Front. Endocrinol., 29 January 2024
Sec. Obesity

Statistical declarations versus scientific inferences and clinical judgments: the association of Glucagon-like peptide-1 receptor agonist use with the risk of biliary disease

  • School of Education, Colorado State University, Fort Collins, CO, United States

Introduction

The purpose of this piece is to offer a constructive critique of the interpretation of some research findings recently shared by Sohdi et al. in the Journal of the American Medical Association regarding the associations between gastrointestinal adverse events and the use of Glucagon-like peptide 1 (GLP-1) agonists for weight loss in a clinical setting (1). In their interesting and important study, Sodhi et al. obtained data from a random sample from a very large health claims database in order to explore and model the associations between the use of GLP-1 agonists (compared to bupropion-naltrexone) and gastrointestinal adverse events (biliary disease, pancreatitis, bowel obstruction, and gastroparesis). The key quantities of interest are hazard ratios (HR) that characterize the relationship of GLP-1 agonists with each gastrointestinal adverse event relative to the use of bupropion-naltrexone. The claim is made, both in the Results and Discussion, that the use of GLP-1 agonists was not associated with biliary disease. The problem with this claim is that the evidence does not seem to support such a conclusion.

Evidence and interpretation

What does the evidence seem to indicate? HR point and interval estimates of the relationship between the use of GLP-1 agonists and each of the four gastrointestinal adverse events are presented in the Results and an accompanying Table. The HR point estimate for the relationship between biliary GLP-1 agonist use and biliary disease is 1.50, which indicates that use was associated with a 50% higher risk of biliary disease. However, the prose offered in the Results and Discussion explicitly indicates that the use of GLP-1 agonists was not associated with increased risk (1).
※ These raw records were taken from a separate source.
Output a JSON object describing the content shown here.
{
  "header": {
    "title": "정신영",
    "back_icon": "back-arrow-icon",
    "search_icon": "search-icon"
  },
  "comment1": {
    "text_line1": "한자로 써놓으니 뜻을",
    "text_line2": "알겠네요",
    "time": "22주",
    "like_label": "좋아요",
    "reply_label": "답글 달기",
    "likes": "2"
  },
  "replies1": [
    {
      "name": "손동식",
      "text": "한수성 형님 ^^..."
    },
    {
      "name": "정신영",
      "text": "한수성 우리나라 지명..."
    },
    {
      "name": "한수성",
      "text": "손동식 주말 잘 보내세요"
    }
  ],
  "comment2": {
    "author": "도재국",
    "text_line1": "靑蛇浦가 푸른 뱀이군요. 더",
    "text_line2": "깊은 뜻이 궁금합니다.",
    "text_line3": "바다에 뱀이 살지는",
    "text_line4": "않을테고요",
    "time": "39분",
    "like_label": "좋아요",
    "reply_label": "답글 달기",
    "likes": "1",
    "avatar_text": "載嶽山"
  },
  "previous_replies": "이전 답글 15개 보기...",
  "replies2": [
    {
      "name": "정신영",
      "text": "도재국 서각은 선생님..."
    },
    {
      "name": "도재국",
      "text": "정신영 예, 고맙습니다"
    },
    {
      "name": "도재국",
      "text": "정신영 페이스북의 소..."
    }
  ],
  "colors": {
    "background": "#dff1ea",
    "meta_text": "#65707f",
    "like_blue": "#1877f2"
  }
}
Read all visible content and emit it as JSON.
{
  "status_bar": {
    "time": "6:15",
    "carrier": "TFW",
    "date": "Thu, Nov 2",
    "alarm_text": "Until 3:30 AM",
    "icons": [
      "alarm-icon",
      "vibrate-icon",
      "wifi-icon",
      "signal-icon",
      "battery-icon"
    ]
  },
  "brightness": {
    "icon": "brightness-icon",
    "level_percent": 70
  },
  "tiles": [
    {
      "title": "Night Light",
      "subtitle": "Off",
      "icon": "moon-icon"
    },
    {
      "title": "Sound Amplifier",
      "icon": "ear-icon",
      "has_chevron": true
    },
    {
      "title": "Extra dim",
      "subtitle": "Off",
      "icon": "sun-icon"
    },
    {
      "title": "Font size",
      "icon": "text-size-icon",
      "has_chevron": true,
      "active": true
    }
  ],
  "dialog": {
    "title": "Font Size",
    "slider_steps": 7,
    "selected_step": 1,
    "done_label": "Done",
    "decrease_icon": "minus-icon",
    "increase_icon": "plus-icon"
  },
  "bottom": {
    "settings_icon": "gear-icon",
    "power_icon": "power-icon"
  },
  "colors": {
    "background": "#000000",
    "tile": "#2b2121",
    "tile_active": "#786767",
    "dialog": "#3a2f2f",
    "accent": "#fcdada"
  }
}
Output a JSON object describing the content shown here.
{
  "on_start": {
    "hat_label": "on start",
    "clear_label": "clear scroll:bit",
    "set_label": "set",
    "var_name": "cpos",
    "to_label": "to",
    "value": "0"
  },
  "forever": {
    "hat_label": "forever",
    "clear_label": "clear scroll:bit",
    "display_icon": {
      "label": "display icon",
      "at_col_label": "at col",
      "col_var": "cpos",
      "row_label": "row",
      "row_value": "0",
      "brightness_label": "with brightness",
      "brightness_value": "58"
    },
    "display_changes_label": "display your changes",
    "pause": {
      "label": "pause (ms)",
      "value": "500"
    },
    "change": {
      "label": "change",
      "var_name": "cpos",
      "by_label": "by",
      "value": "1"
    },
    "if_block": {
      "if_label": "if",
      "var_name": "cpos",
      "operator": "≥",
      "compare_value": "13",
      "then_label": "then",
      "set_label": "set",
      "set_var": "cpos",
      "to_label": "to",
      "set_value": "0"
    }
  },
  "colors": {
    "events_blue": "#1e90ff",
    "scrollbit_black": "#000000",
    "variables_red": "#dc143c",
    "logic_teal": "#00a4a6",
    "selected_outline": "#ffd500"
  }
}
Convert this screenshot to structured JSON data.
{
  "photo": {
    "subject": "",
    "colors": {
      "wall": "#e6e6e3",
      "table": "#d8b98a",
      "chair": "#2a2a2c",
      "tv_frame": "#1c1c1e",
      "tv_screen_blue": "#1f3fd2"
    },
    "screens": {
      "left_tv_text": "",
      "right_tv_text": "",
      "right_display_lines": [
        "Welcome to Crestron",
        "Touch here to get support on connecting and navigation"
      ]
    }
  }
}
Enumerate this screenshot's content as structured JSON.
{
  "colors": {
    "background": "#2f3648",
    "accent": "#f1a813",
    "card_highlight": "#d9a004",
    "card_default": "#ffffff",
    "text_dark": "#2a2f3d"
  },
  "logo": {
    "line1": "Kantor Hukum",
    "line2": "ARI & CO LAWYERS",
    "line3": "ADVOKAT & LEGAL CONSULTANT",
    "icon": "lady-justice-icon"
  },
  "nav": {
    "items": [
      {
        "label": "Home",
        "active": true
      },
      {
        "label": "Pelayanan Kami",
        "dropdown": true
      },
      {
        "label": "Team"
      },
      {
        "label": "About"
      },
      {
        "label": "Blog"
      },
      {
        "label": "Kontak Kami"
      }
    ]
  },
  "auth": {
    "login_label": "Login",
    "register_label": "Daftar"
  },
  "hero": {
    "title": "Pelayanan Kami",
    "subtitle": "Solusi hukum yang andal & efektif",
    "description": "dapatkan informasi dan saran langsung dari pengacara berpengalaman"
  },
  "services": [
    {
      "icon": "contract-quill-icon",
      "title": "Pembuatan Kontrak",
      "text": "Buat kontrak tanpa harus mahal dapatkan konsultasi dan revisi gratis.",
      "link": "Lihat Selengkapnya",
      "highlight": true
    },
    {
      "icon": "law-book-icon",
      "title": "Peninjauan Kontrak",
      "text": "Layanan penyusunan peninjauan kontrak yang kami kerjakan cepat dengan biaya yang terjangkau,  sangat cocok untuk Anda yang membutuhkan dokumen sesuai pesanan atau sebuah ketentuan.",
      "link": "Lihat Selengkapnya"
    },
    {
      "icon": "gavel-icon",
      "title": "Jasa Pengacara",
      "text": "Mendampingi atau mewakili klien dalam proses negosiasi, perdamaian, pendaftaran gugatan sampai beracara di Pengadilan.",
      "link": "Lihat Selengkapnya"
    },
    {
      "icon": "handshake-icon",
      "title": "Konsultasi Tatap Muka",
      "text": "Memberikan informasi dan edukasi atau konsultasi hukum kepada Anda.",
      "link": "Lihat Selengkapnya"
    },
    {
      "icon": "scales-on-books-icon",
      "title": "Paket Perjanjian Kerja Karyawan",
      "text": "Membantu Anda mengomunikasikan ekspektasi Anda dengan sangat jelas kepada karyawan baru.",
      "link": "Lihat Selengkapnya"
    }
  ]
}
Why is there a discrepancy between the evidence and the prose characterization of the results? The discrepancy is a consequence of a common error in interpretation. The mistake is to conflate a binary statistical declaration with a scientific/clinical conclusion. In particular, a declaration of no statistically significant association is conflated with a clinical conclusion that no evidence was found for an association or simply of “no association”. The interpretation of the results, as presented, is based entirely on a binary declaration regarding significance, or equivalently, whether or not a 95% CI for a HR includes 1.00, rather than on the scientific meaning and clinical importance of the magnitude of the estimated association. It is inappropriate to conclude that there is no association because of a binary statistical decision (2). And, therefore, it is inappropriate to conclude that “use of GLP-1 agonists for weight loss compared with use of bupropion-naltrexone was associated with increased risk of pancreatitis, gastroparesis, and bowel obstruction but not biliary disease” (1).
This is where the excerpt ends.